Can someone please help me solve this homework problem for my chemistry class.It's my last problem and I'm stuck!:/ Thanks :)
A 4.0*10^1kg sample of water absorbs 308KJ of heat. If the water was initially at 25.5 C, what is its final temperature?
q = mass x specific heat x (Tfinal-Tinitial)
q = 308,000 J
mass = 40000
To solve this problem, we can use the equation
Q = m * c * ΔT
where Q is the heat absorbed by the water, m is the mass of the water, c is the specific heat capacity of water, and ΔT is the change in temperature.
We are given that the heat absorbed by the water (Q) is 308 KJ, the mass of the water (m) is 4.0 * 10^1 kg, and the initial temperature (T1) is 25.5 C. We need to find the final temperature (T2).
The specific heat capacity of water (c) is approximately 4.18 J/g°C.
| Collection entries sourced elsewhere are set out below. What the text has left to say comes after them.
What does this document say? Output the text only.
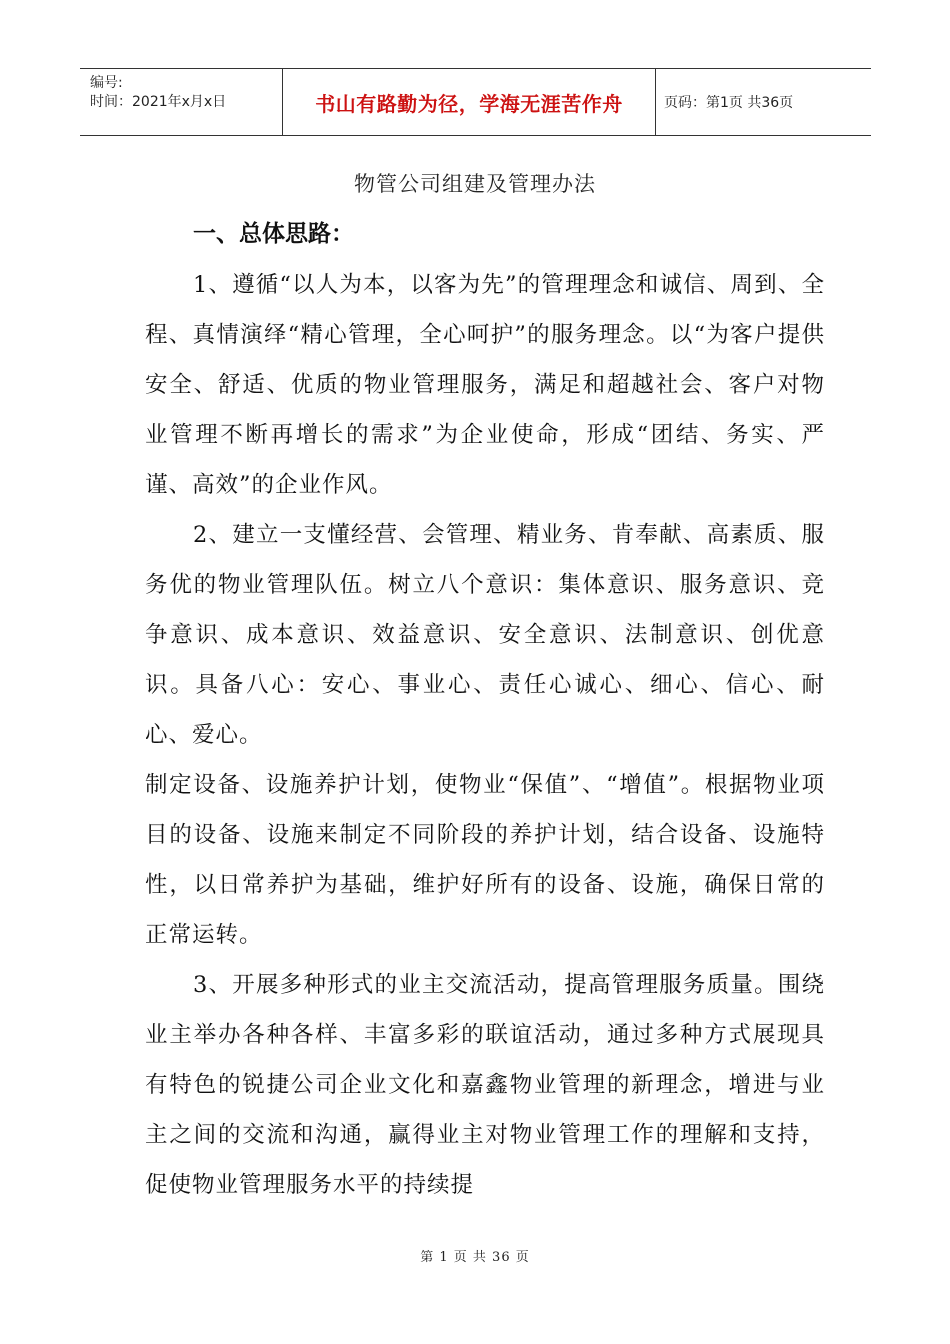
编号:
时间：2021年x月x日	书山有路勤为径，学海无涯苦作舟	页码：第1页 共36页
物管公司组建及管理办法
一、总体思路：

1、遵循“以人为本，以客为先”的管理理念和诚信、周到、全程、真情演绎“精心管理，全心呵护”的服务理念。以“为客户提供安全、舒适、优质的物业管理服务，满足和超越社会、客户对物业管理不断再增长的需求”为企业使命，形成“团结、务实、严谨、高效”的企业作风。

2、建立一支懂经营、会管理、精业务、肯奉献、高素质、服务优的物业管理队伍。树立八个意识：集体意识、服务意识、竞争意识、成本意识、效益意识、安全意识、法制意识、创优意识。具备八心：安心、事业心、责任心诚心、细心、信心、耐心、爱心。

制定设备、设施养护计划，使物业“保值”、“增值”。根据物业项目的设备、设施来制定不同阶段的养护计划，结合设备、设施特性，以日常养护为基础，维护好所有的设备、设施，确保日常的正常运转。

3、开展多种形式的业主交流活动，提高管理服务质量。围绕业主举办各种各样、丰富多彩的联谊活动，通过多种方式展现具有特色的锐捷公司企业文化和嘉鑫物业管理的新理念，增进与业主之间的交流和沟通，赢得业主对物业管理工作的理解和支持，促使物业管理服务水平的持续提

第 1 页 共 36 页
First, let's convert the mass of the water from kg to grams:
4.0 * 10^1 kg = 4.0 * 10^4 g
Now, we can rewrite the equation as:
Q = m * c * ΔT
308 KJ = (4.0 * 10^4 g) * (4.18 J/g°C) * (T2 - 25.5 C)
To solve for T2, we can rearrange the equation:
T2 = (Q / (m * c)) + 25.5 C
Now, substitute the given values into the equation:
T2 = (308 * 10^3 J) / ((4.0 * 10^4 g) * (4.18 J/g°C)) + 25.5 C
After calculating this expression, you will get the final temperature (T2) in degrees Celsius.